Stories of recovery are powerful because they lend hope to those that may be in similar situations and are displays of God’s grace and love. Vera Crowl is one woman who had a seemingly promising future as a college graduate hopeful during the 1970’s. However, due to a series of ill-advised choices, she dropped out of school and began a struggle with a thirty-year addiction, which eventually led to a five-year period of homelessness. However, Vera found hope in the way of treatment, a new network of supportive friends, and through the church community. Now Vera’s life is completely different. Among her many accomplishments, the now married Vera Crowl has graduated with a bachelor’s degree in psychology from the University of Dayton.

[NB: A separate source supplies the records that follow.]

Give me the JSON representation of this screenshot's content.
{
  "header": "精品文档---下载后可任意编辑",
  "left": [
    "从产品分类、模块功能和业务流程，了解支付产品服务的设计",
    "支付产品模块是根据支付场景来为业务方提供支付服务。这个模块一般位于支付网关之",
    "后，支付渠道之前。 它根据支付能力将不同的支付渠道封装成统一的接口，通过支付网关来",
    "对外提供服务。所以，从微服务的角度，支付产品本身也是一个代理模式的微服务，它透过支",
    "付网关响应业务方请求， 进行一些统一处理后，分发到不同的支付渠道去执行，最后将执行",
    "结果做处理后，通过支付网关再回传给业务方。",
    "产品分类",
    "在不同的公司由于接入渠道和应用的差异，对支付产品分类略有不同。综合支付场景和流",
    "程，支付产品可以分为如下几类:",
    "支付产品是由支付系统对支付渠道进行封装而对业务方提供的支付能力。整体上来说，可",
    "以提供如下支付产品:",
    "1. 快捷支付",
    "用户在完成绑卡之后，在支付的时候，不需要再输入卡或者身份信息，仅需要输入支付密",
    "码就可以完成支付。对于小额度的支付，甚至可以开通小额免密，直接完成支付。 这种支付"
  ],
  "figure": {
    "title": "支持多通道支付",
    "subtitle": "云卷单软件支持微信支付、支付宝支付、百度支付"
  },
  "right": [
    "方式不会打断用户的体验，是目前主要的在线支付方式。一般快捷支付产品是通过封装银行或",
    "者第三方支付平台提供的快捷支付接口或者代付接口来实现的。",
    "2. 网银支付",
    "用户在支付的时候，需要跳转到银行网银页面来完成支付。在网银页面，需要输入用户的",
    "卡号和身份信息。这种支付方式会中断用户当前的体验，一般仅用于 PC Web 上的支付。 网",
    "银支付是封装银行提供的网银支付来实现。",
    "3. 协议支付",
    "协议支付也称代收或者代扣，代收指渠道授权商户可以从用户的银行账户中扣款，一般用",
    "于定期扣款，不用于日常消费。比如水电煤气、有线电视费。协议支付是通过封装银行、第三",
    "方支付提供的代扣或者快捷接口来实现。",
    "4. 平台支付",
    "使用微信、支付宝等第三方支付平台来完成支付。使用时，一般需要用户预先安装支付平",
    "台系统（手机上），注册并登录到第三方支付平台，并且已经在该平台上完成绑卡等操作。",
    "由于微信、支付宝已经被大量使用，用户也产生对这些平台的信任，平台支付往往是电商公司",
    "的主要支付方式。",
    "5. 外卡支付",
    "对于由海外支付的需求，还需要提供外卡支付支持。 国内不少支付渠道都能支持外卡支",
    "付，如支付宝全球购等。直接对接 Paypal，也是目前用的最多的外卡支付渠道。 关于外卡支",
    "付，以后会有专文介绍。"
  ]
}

Vera relayed the joy of her graduation saying, “A lot of my professors were there and they came down out of the stands when I came down to the front… It was like this little commotion. There was so much love and they were so proud of me.” The following is an excerpt of an article from Palladium that discusses her transformation:
Vera graduated from high school with plans to study theater and music in college.
She enrolled at Southeast Missouri State College in 1971, which later attained university status while she was enrolled there.
“Nothing worked out,” Vera said. “I drank and drugged my way through college the first time. I thought it was fun, and it was just ruining everything. And I was letting it.”
Her first exposure to alcohol was actually years earlier while she was still in high school. It was then she first got drunk, although at the time she didn’t understand the consequences.
“My mother knew it when I came in,” Vera said. “And she walked up to me the next morning in the kitchen and very quietly said, ‘You don’t ever need to drink like that again.’
“I knew she was right because I felt horrible. I had a hideous hangover. I was 16, so that just felt like I was dying. But by the time I drank again, it was just fun with friends and I didn’t think about any of that.”
Instead, she carried on at college and earned 70-plus college credits before dropping out.
“In college the first time it was just a big party,” she said. “I didn’t have any trouble with the law, except I was probably carrying around illegal substances most of the time.
“I had pretty much no external consequences. The consequences were happening, but they were happening inside me and I didn’t realize it.”